Pozostaje pytanie jaka będzie dalsza cena tej polityki.Cytat:
Kiedy ma sie u wladzy politykow z olejem w glowie mozna z kazdego konfliktu wyciagnac dla wlasnego kraju wymierne korzysci.Wegrzy,w przeciwienstwie,do Polakow maja to szczescie i nie dosc ze placa juz mniejsza cene za gaz to w dodatku pozbywaja sie wojskowego zlomu na rzecz...Ukrainy.Mozna?Oczywiscie trzeba tylko myslec a nie szczekac.
http://www.hidfo.net/2014/08/12/hull...ai-haboru-fele
Ja rozumiem wręcz chorobliwą niechęć zarówno zająca jak i husarza do "banderowców",ale obaj nie wybiegają w przyszłość, myślą "tu i teraz".
Patrząc na to co dzieje się w tej chwili na arenie międzynarodowej Rosja prędzej czy później dopnie swego kwestią jest tylko czy podporządkuje sobie całą Ukrainę co nie jest wcale potrzebne Putinowi , czy wystarczą tylko okręgi przemysłowe co jest głównym celem Putina. Ukraina jest bowiem ( a bardziej jej regiony przemysłowe) kluczem do odrodzenia się wielkomocarstwowej polityki Rosji w szczególności zaś do jej przemysłu zbrojeniowego. Już teraz widać iż Rosja postawiła na rozwiązania siłowe i tą politykę będzie konsekwentnie prowadziła tym bardziej widząc słabość i uległość państw zachodnich, które Putin swą polityką dość mocno uzależnił od Moskwy.
Co więc powinna zrobić Polska? Na pewno wielkim błędem naszych polityków było oficjalne wsparcie majdanu co pozbawiło nas elastyczności politycznej a co pewnie zemści się na nas w niedługim czasie. Droga, którą idzie Orban na krótka metę być może przyniosłaby efekty, ale Rosja to nie kraj demokratyczny i jak już pisałem uważa nadal Polskę za swoja strefę wpływów i czując naszą uległość na pewno nie wypuści nas ze swych objęć najpierw próbując uzależnić nas ekonomicznie , czego już zresztą próbowała starając się w relacjach z Unią robić z nas partnera drugoplanowego i dogadać się gospodarczo za naszymi plecami, to się troszkę Putinowi nie udało więc postanowił nieco ocieplić nasze stosunki za rządów PO a co zniwelowała niestety katastrofa w Smoleńsku. Polskiej polityce brakuje finezji i wyrachowania, które to cech potrzebne są, aby prowadzić skuteczną politykę wobec Rosji.

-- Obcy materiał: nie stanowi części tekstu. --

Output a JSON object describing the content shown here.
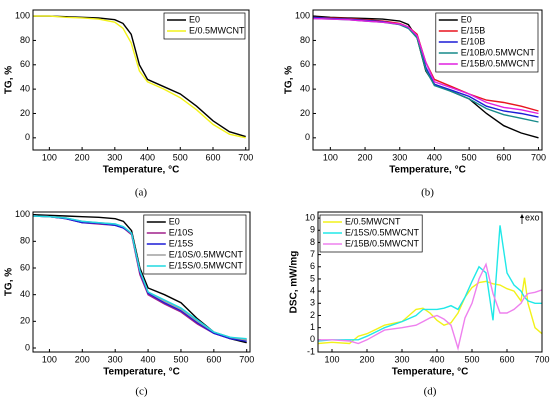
{
  "chart_data": [
    {
      "type": "line",
      "caption": "(a)",
      "x_label": "Temperature, °C",
      "y_label": "TG, %",
      "legend": "upper right",
      "xlim": [
        50,
        710
      ],
      "xticks": [
        100,
        200,
        300,
        400,
        500,
        600,
        700
      ],
      "ylim": [
        -10,
        105
      ],
      "yticks": [
        0,
        20,
        40,
        60,
        80,
        100
      ],
      "x": [
        50,
        100,
        150,
        200,
        250,
        300,
        325,
        350,
        375,
        400,
        450,
        500,
        550,
        600,
        650,
        700
      ],
      "series": [
        {
          "name": "E0",
          "color": "#000000",
          "values": [
            100,
            100,
            99.5,
            99,
            98.5,
            97,
            94,
            85,
            60,
            48,
            42,
            36,
            26,
            14,
            5,
            1
          ]
        },
        {
          "name": "E/0.5MWCNT",
          "color": "#f2f21a",
          "values": [
            100,
            100,
            99,
            98.5,
            97.5,
            95,
            90,
            78,
            55,
            46,
            40,
            33,
            23,
            11,
            3,
            0
          ]
        }
      ]
    },
    {
      "type": "line",
      "caption": "(b)",
      "x_label": "Temperature, °C",
      "y_label": "TG, %",
      "legend": "upper right",
      "xlim": [
        50,
        710
      ],
      "xticks": [
        100,
        200,
        300,
        400,
        500,
        600,
        700
      ],
      "ylim": [
        -10,
        105
      ],
      "yticks": [
        0,
        20,
        40,
        60,
        80,
        100
      ],
      "x": [
        50,
        100,
        150,
        200,
        250,
        300,
        325,
        350,
        375,
        400,
        450,
        500,
        550,
        600,
        650,
        700
      ],
      "series": [
        {
          "name": "E0",
          "color": "#000000",
          "values": [
            100,
            99,
            98.5,
            98,
            97.5,
            96,
            93,
            82,
            55,
            44,
            38,
            32,
            20,
            10,
            4,
            0
          ]
        },
        {
          "name": "E/15B",
          "color": "#e8141e",
          "values": [
            99,
            98.5,
            98,
            97,
            96,
            94,
            91,
            85,
            62,
            48,
            42,
            36,
            31,
            29,
            26,
            22
          ]
        },
        {
          "name": "E/10B",
          "color": "#1c1cd6",
          "values": [
            99,
            98,
            97.5,
            96.5,
            95.5,
            93,
            90,
            83,
            58,
            44,
            39,
            34,
            26,
            22,
            20,
            17
          ]
        },
        {
          "name": "E/10B/0.5MWCNT",
          "color": "#168a8a",
          "values": [
            98,
            97.5,
            97,
            96,
            95,
            93,
            90,
            82,
            56,
            43,
            38,
            32,
            24,
            19,
            16,
            13
          ]
        },
        {
          "name": "E/15B/0.5MWCNT",
          "color": "#e020e0",
          "values": [
            98,
            97.5,
            97,
            96,
            95,
            93.5,
            91,
            84,
            62,
            46,
            41,
            36,
            29,
            25,
            23,
            20
          ]
        }
      ]
    },
    {
      "type": "line",
      "caption": "(c)",
      "x_label": "Temperature, °C",
      "y_label": "TG, %",
      "legend": "upper right",
      "xlim": [
        50,
        710
      ],
      "xticks": [
        100,
        200,
        300,
        400,
        500,
        600,
        700
      ],
      "ylim": [
        -3,
        102
      ],
      "yticks": [
        0,
        20,
        40,
        60,
        80,
        100
      ],
      "x": [
        50,
        100,
        150,
        200,
        250,
        300,
        325,
        350,
        375,
        400,
        450,
        500,
        550,
        600,
        650,
        700
      ],
      "series": [
        {
          "name": "E0",
          "color": "#000000",
          "values": [
            100,
            99.5,
            99,
            98.5,
            98,
            97,
            95,
            88,
            60,
            45,
            40,
            34,
            22,
            12,
            7,
            4
          ]
        },
        {
          "name": "E/10S",
          "color": "#a0208c",
          "values": [
            99,
            98.5,
            97,
            94,
            93,
            92,
            90,
            85,
            55,
            40,
            33,
            27,
            18,
            11,
            7,
            6
          ]
        },
        {
          "name": "E/15S",
          "color": "#1c1cd6",
          "values": [
            99,
            98.5,
            97,
            94,
            93.5,
            92,
            90,
            86,
            57,
            41,
            34,
            28,
            19,
            11,
            7,
            5
          ]
        },
        {
          "name": "E/10S/0.5MWCNT",
          "color": "#a0a0a0",
          "values": [
            99,
            98.5,
            97.5,
            95,
            94,
            93,
            91,
            86,
            58,
            42,
            35,
            29,
            20,
            12,
            8,
            6
          ]
        },
        {
          "name": "E/15S/0.5MWCNT",
          "color": "#20d8e0",
          "values": [
            99,
            98.5,
            97.5,
            95,
            94,
            93,
            91,
            86,
            58,
            42,
            36,
            30,
            21,
            12,
            8,
            7
          ]
        }
      ]
    },
    {
      "type": "line",
      "caption": "(d)",
      "x_label": "Temperature, °C",
      "y_label": "DSC, mW/mg",
      "legend": "upper left",
      "annotation": "exo",
      "xlim": [
        60,
        700
      ],
      "xticks": [
        100,
        200,
        300,
        400,
        500,
        600,
        700
      ],
      "ylim": [
        -1,
        10.5
      ],
      "yticks": [
        -1,
        0,
        1,
        2,
        3,
        4,
        5,
        6,
        7,
        8,
        9,
        10
      ],
      "x": [
        60,
        100,
        150,
        175,
        200,
        250,
        300,
        340,
        360,
        380,
        400,
        420,
        440,
        460,
        480,
        500,
        520,
        540,
        560,
        580,
        600,
        620,
        640,
        650,
        660,
        680,
        700
      ],
      "series": [
        {
          "name": "E/0.5MWCNT",
          "color": "#f2f21a",
          "values": [
            -0.3,
            -0.2,
            -0.3,
            0.3,
            0.5,
            1.2,
            1.5,
            2.5,
            2.6,
            2.2,
            1.6,
            1.2,
            1.4,
            2.2,
            3.5,
            4.3,
            4.7,
            4.8,
            4.6,
            4.5,
            4.2,
            4.0,
            3.2,
            5.1,
            3,
            1.0,
            0.5
          ]
        },
        {
          "name": "E/15S/0.5MWCNT",
          "color": "#20e8e8",
          "values": [
            -0.1,
            0,
            0,
            0,
            0.3,
            1,
            1.5,
            2.0,
            2.5,
            2.5,
            2.5,
            2.6,
            2.8,
            2.5,
            3.5,
            4.8,
            6.0,
            5.5,
            1.6,
            9.4,
            5.5,
            4.5,
            4.0,
            3.5,
            3.2,
            3.0,
            3.0
          ]
        },
        {
          "name": "E/15B/0.5MWCNT",
          "color": "#ee80ee",
          "values": [
            0,
            0,
            -0.1,
            -0.3,
            0,
            0.8,
            1.0,
            1.2,
            1.5,
            1.8,
            2.0,
            1.7,
            1.2,
            -0.7,
            1.8,
            3.0,
            5.0,
            6.2,
            3.8,
            2.2,
            2.2,
            2.5,
            3.0,
            3.5,
            3.8,
            3.9,
            4.1
          ]
        }
      ]
    }
  ]
}
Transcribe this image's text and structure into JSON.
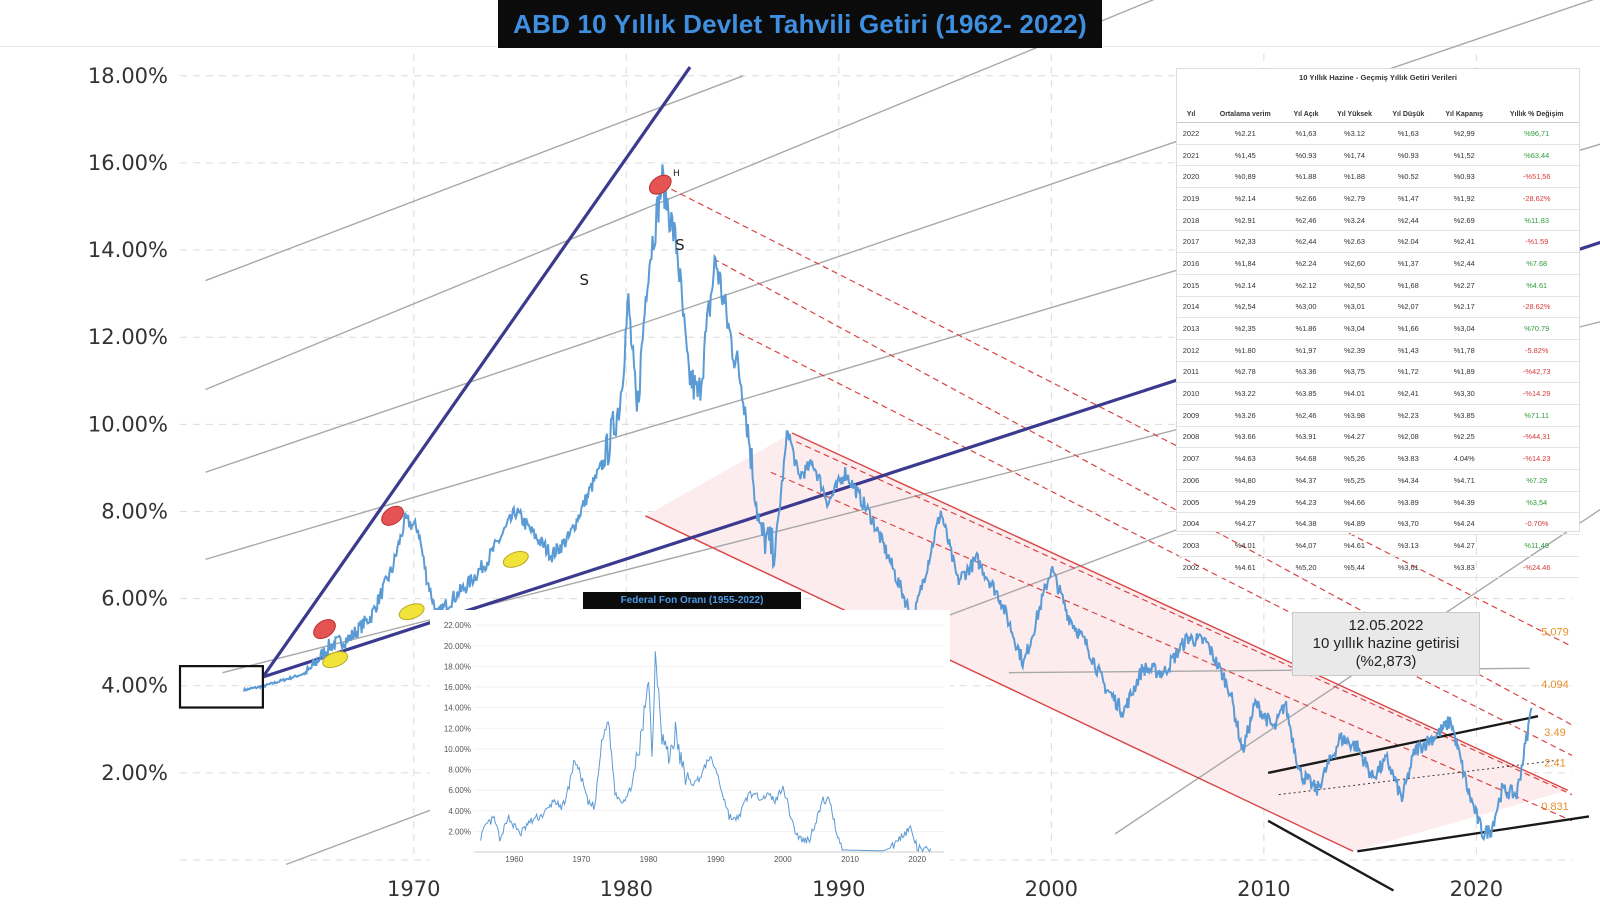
{
  "title": "ABD 10 Yıllık Devlet Tahvili Getiri (1962- 2022)",
  "chart_data": {
    "type": "line",
    "title": "ABD 10 Yıllık Devlet Tahvili Getiri (1962- 2022)",
    "x_ticks": [
      "1970",
      "1980",
      "1990",
      "2000",
      "2010",
      "2020"
    ],
    "y_ticks": [
      "2.00%",
      "4.00%",
      "6.00%",
      "8.00%",
      "10.00%",
      "12.00%",
      "14.00%",
      "16.00%",
      "18.00%"
    ],
    "xlim": [
      1959,
      2024.5
    ],
    "ylim": [
      0,
      18.5
    ],
    "grid": true,
    "series": [
      {
        "name": "",
        "color": "#5b9bd5",
        "points": [
          [
            1962,
            3.9
          ],
          [
            1963,
            4.0
          ],
          [
            1964,
            4.15
          ],
          [
            1965,
            4.3
          ],
          [
            1966,
            4.9
          ],
          [
            1967,
            5.1
          ],
          [
            1968,
            5.6
          ],
          [
            1969,
            6.7
          ],
          [
            1969.6,
            7.8
          ],
          [
            1970.2,
            7.6
          ],
          [
            1970.6,
            6.5
          ],
          [
            1971.1,
            5.6
          ],
          [
            1971.6,
            5.9
          ],
          [
            1972.5,
            6.3
          ],
          [
            1973.5,
            6.9
          ],
          [
            1974.2,
            7.5
          ],
          [
            1974.8,
            8.0
          ],
          [
            1975.6,
            7.5
          ],
          [
            1976.5,
            7.0
          ],
          [
            1977.3,
            7.4
          ],
          [
            1978.3,
            8.5
          ],
          [
            1979.0,
            9.2
          ],
          [
            1979.7,
            10.5
          ],
          [
            1980.1,
            12.8
          ],
          [
            1980.5,
            10.2
          ],
          [
            1981.0,
            13.5
          ],
          [
            1981.7,
            15.6
          ],
          [
            1982.4,
            14.0
          ],
          [
            1982.9,
            11.2
          ],
          [
            1983.4,
            10.6
          ],
          [
            1984.2,
            13.8
          ],
          [
            1984.9,
            12.0
          ],
          [
            1985.5,
            10.8
          ],
          [
            1986.3,
            7.5
          ],
          [
            1987.0,
            7.1
          ],
          [
            1987.6,
            9.9
          ],
          [
            1988.1,
            8.8
          ],
          [
            1988.8,
            9.1
          ],
          [
            1989.5,
            8.2
          ],
          [
            1990.3,
            8.9
          ],
          [
            1991.5,
            7.9
          ],
          [
            1992.3,
            7.0
          ],
          [
            1993.5,
            5.5
          ],
          [
            1994.8,
            8.0
          ],
          [
            1995.6,
            6.4
          ],
          [
            1996.5,
            6.9
          ],
          [
            1997.6,
            6.0
          ],
          [
            1998.7,
            4.5
          ],
          [
            2000.0,
            6.7
          ],
          [
            2000.8,
            5.6
          ],
          [
            2001.7,
            4.9
          ],
          [
            2002.5,
            4.0
          ],
          [
            2003.4,
            3.4
          ],
          [
            2004.3,
            4.4
          ],
          [
            2005.3,
            4.3
          ],
          [
            2006.4,
            5.1
          ],
          [
            2007.3,
            5.0
          ],
          [
            2008.4,
            3.9
          ],
          [
            2009.0,
            2.5
          ],
          [
            2009.6,
            3.6
          ],
          [
            2010.5,
            3.0
          ],
          [
            2011.0,
            3.6
          ],
          [
            2011.7,
            2.0
          ],
          [
            2012.5,
            1.6
          ],
          [
            2013.6,
            2.8
          ],
          [
            2014.4,
            2.6
          ],
          [
            2015.1,
            1.9
          ],
          [
            2015.8,
            2.3
          ],
          [
            2016.5,
            1.4
          ],
          [
            2017.1,
            2.5
          ],
          [
            2018.2,
            2.9
          ],
          [
            2018.8,
            3.2
          ],
          [
            2019.6,
            1.6
          ],
          [
            2020.3,
            0.6
          ],
          [
            2020.7,
            0.7
          ],
          [
            2021.2,
            1.6
          ],
          [
            2021.9,
            1.5
          ],
          [
            2022.4,
            2.9
          ],
          [
            2022.6,
            3.49
          ]
        ]
      }
    ],
    "annotations": [
      "S",
      "S",
      "H"
    ],
    "levels": [
      "5.079",
      "4.094",
      "3.49",
      "2.41",
      "0.831"
    ],
    "note": [
      "12.05.2022",
      "10 yıllık hazine getirisi",
      "(%2,873)"
    ]
  },
  "inset_chart": {
    "type": "line",
    "title": "Federal Fon Oranı (1955-2022)",
    "x_ticks": [
      "1960",
      "1970",
      "1980",
      "1990",
      "2000",
      "2010",
      "2020"
    ],
    "y_ticks": [
      "2.00%",
      "4.00%",
      "6.00%",
      "8.00%",
      "10.00%",
      "12.00%",
      "14.00%",
      "16.00%",
      "18.00%",
      "20.00%",
      "22.00%"
    ],
    "xlim": [
      1954,
      2024
    ],
    "ylim": [
      0,
      22.5
    ],
    "points": [
      [
        1955,
        1.5
      ],
      [
        1956,
        2.7
      ],
      [
        1957,
        3.2
      ],
      [
        1958,
        1.0
      ],
      [
        1959,
        3.5
      ],
      [
        1960,
        2.5
      ],
      [
        1961,
        1.8
      ],
      [
        1962,
        2.7
      ],
      [
        1963,
        3.2
      ],
      [
        1964,
        3.5
      ],
      [
        1965,
        4.1
      ],
      [
        1966,
        5.1
      ],
      [
        1967,
        4.0
      ],
      [
        1968,
        6.0
      ],
      [
        1969,
        9.0
      ],
      [
        1970,
        7.2
      ],
      [
        1971,
        4.7
      ],
      [
        1972,
        4.4
      ],
      [
        1973,
        10.5
      ],
      [
        1974,
        12.9
      ],
      [
        1975,
        5.8
      ],
      [
        1976,
        5.0
      ],
      [
        1977,
        5.5
      ],
      [
        1978,
        7.9
      ],
      [
        1979,
        11.2
      ],
      [
        1980,
        17.6
      ],
      [
        1980.5,
        9.0
      ],
      [
        1981,
        19.1
      ],
      [
        1981.5,
        16.0
      ],
      [
        1982,
        11.5
      ],
      [
        1983,
        9.0
      ],
      [
        1984,
        11.6
      ],
      [
        1985,
        8.1
      ],
      [
        1986,
        6.8
      ],
      [
        1987,
        6.7
      ],
      [
        1988,
        7.6
      ],
      [
        1989,
        9.2
      ],
      [
        1990,
        8.1
      ],
      [
        1991,
        5.7
      ],
      [
        1992,
        3.5
      ],
      [
        1993,
        3.0
      ],
      [
        1994,
        4.2
      ],
      [
        1995,
        5.8
      ],
      [
        1996,
        5.3
      ],
      [
        1997,
        5.5
      ],
      [
        1998,
        5.4
      ],
      [
        1999,
        5.0
      ],
      [
        2000,
        6.5
      ],
      [
        2001,
        3.9
      ],
      [
        2002,
        1.7
      ],
      [
        2003,
        1.1
      ],
      [
        2004,
        1.3
      ],
      [
        2005,
        3.2
      ],
      [
        2006,
        5.0
      ],
      [
        2007,
        5.0
      ],
      [
        2008,
        1.9
      ],
      [
        2009,
        0.2
      ],
      [
        2012,
        0.15
      ],
      [
        2015,
        0.12
      ],
      [
        2016,
        0.4
      ],
      [
        2017,
        1.0
      ],
      [
        2018,
        1.8
      ],
      [
        2019,
        2.3
      ],
      [
        2020,
        0.4
      ],
      [
        2021,
        0.1
      ],
      [
        2022,
        0.33
      ]
    ]
  },
  "table": {
    "title": "10 Yıllık Hazine - Geçmiş Yıllık Getiri Verileri",
    "headers": [
      "Yıl",
      "Ortalama verim",
      "Yıl Açık",
      "Yıl Yüksek",
      "Yıl Düşük",
      "Yıl Kapanış",
      "Yıllık % Değişim"
    ],
    "rows": [
      [
        "2022",
        "%2.21",
        "%1,63",
        "%3.12",
        "%1,63",
        "%2,99",
        "%96,71"
      ],
      [
        "2021",
        "%1,45",
        "%0.93",
        "%1,74",
        "%0.93",
        "%1,52",
        "%63.44"
      ],
      [
        "2020",
        "%0,89",
        "%1.88",
        "%1.88",
        "%0.52",
        "%0.93",
        "-%51,56"
      ],
      [
        "2019",
        "%2.14",
        "%2.66",
        "%2.79",
        "%1,47",
        "%1,92",
        "-28.62%"
      ],
      [
        "2018",
        "%2.91",
        "%2,46",
        "%3.24",
        "%2,44",
        "%2.69",
        "%11.83"
      ],
      [
        "2017",
        "%2,33",
        "%2,44",
        "%2.63",
        "%2.04",
        "%2,41",
        "-%1.59"
      ],
      [
        "2016",
        "%1,84",
        "%2.24",
        "%2,60",
        "%1,37",
        "%2,44",
        "%7.68"
      ],
      [
        "2015",
        "%2.14",
        "%2.12",
        "%2,50",
        "%1,68",
        "%2.27",
        "%4.61"
      ],
      [
        "2014",
        "%2,54",
        "%3,00",
        "%3,01",
        "%2,07",
        "%2.17",
        "-28.62%"
      ],
      [
        "2013",
        "%2,35",
        "%1.86",
        "%3,04",
        "%1,66",
        "%3,04",
        "%70.79"
      ],
      [
        "2012",
        "%1.80",
        "%1,97",
        "%2.39",
        "%1,43",
        "%1,78",
        "-5.82%"
      ],
      [
        "2011",
        "%2.78",
        "%3.36",
        "%3,75",
        "%1,72",
        "%1,89",
        "-%42,73"
      ],
      [
        "2010",
        "%3.22",
        "%3.85",
        "%4.01",
        "%2,41",
        "%3,30",
        "-%14.29"
      ],
      [
        "2009",
        "%3.26",
        "%2,46",
        "%3.98",
        "%2.23",
        "%3.85",
        "%71.11"
      ],
      [
        "2008",
        "%3.66",
        "%3.91",
        "%4.27",
        "%2,08",
        "%2.25",
        "-%44,31"
      ],
      [
        "2007",
        "%4.63",
        "%4.68",
        "%5,26",
        "%3.83",
        "4.04%",
        "-%14.23"
      ],
      [
        "2006",
        "%4,80",
        "%4.37",
        "%5,25",
        "%4.34",
        "%4.71",
        "%7.29"
      ],
      [
        "2005",
        "%4.29",
        "%4.23",
        "%4.66",
        "%3.89",
        "%4.39",
        "%3,54"
      ],
      [
        "2004",
        "%4.27",
        "%4.38",
        "%4.89",
        "%3,70",
        "%4.24",
        "-0.70%"
      ],
      [
        "2003",
        "%4.01",
        "%4,07",
        "%4.61",
        "%3.13",
        "%4.27",
        "%11,49"
      ],
      [
        "2002",
        "%4.61",
        "%5,20",
        "%5,44",
        "%3,61",
        "%3.83",
        "-%24.46"
      ]
    ]
  }
}
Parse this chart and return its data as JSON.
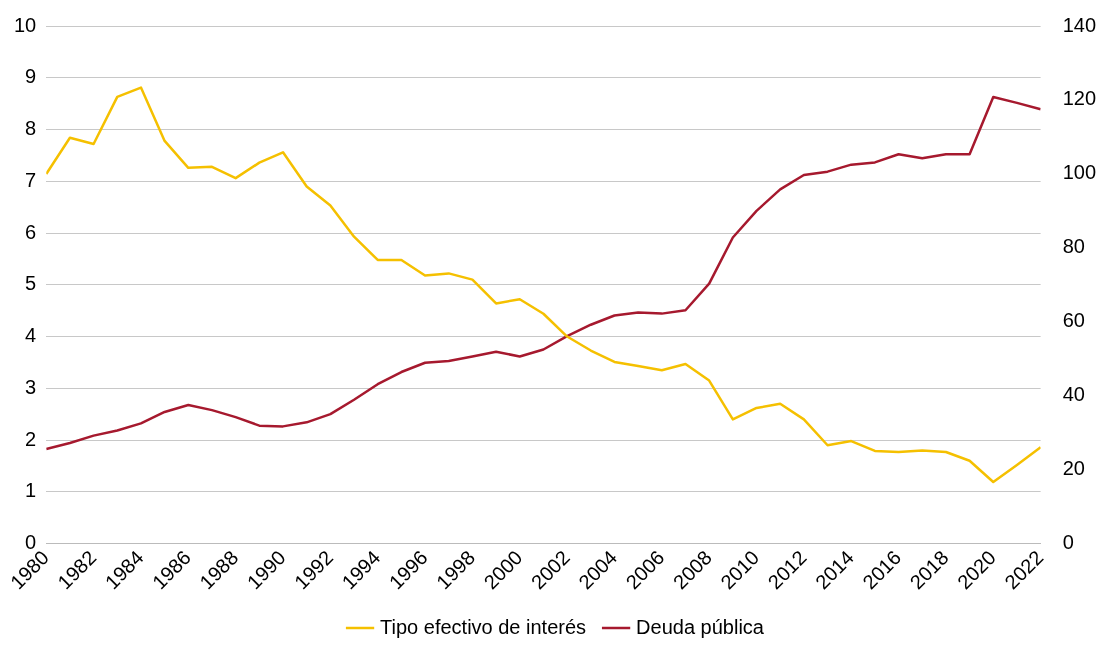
{
  "chart_data": {
    "type": "line",
    "x": [
      1980,
      1981,
      1982,
      1983,
      1984,
      1985,
      1986,
      1987,
      1988,
      1989,
      1990,
      1991,
      1992,
      1993,
      1994,
      1995,
      1996,
      1997,
      1998,
      1999,
      2000,
      2001,
      2002,
      2003,
      2004,
      2005,
      2006,
      2007,
      2008,
      2009,
      2010,
      2011,
      2012,
      2013,
      2014,
      2015,
      2016,
      2017,
      2018,
      2019,
      2020,
      2021,
      2022
    ],
    "series": [
      {
        "name": "Tipo efectivo de interés",
        "color": "#f5c000",
        "values": [
          7.14,
          7.84,
          7.72,
          8.63,
          8.81,
          7.78,
          7.26,
          7.28,
          7.06,
          7.36,
          7.56,
          6.9,
          6.53,
          5.93,
          5.48,
          5.48,
          5.18,
          5.22,
          5.1,
          4.64,
          4.72,
          4.44,
          4.0,
          3.73,
          3.51,
          3.43,
          3.35,
          3.47,
          3.15,
          2.4,
          2.62,
          2.7,
          2.4,
          1.9,
          1.98,
          1.79,
          1.77,
          1.8,
          1.77,
          1.6,
          1.19,
          1.52,
          1.86
        ]
      },
      {
        "name": "Deuda pública",
        "color": "#a6192e",
        "axis": "y2",
        "values": [
          25.6,
          27.2,
          29.2,
          30.6,
          32.5,
          35.6,
          37.5,
          36.1,
          34.2,
          31.9,
          31.7,
          32.8,
          35,
          38.9,
          43.1,
          46.4,
          48.9,
          49.4,
          50.6,
          51.9,
          50.6,
          52.5,
          56.1,
          59.2,
          61.7,
          62.5,
          62.2,
          63.1,
          70.3,
          82.8,
          90,
          95.8,
          99.7,
          100.6,
          102.5,
          103.1,
          105.3,
          104.2,
          105.3,
          105.3,
          120.8,
          119.2,
          117.5
        ]
      }
    ],
    "xlim": [
      1980,
      2022
    ],
    "xticks": [
      1980,
      1982,
      1984,
      1986,
      1988,
      1990,
      1992,
      1994,
      1996,
      1998,
      2000,
      2002,
      2004,
      2006,
      2008,
      2010,
      2012,
      2014,
      2016,
      2018,
      2020,
      2022
    ],
    "ylim": [
      0,
      10
    ],
    "yticks": [
      0,
      1,
      2,
      3,
      4,
      5,
      6,
      7,
      8,
      9,
      10
    ],
    "y2lim": [
      0,
      140
    ],
    "y2ticks": [
      0,
      20,
      40,
      60,
      80,
      100,
      120,
      140
    ],
    "grid": "y",
    "legend": "bottom",
    "marker": "none",
    "line_style": "solid"
  }
}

Cóż zobaczymy, co przyniesie przyszłość.
I jak tu zajączku nie uznać, iż jesteś tendencyjny, dla Ciebie Ukraina to tylko banderowcy i pewnie patrząc na oficjalne stanowisko Kremla - faszyści, a to wcale nie jest takie proste i problem jest bardziej złożony. Zresztą skąd ta nienawiść do Ukraińców( nie chodzimi o nacjonalistów bo to rozumiem)? Tylko mi nie mów że to wyłącznie ich zbrodnie na Wołyniu są tego powodem.Cytat:
banderowskie ultimatum dla kijowskiej junty:
Pytanie jak najbardziej poważne i bez złośliwości.
Ps. Post edytowałem coby się co niektórzy nie czepiali o kontekstu.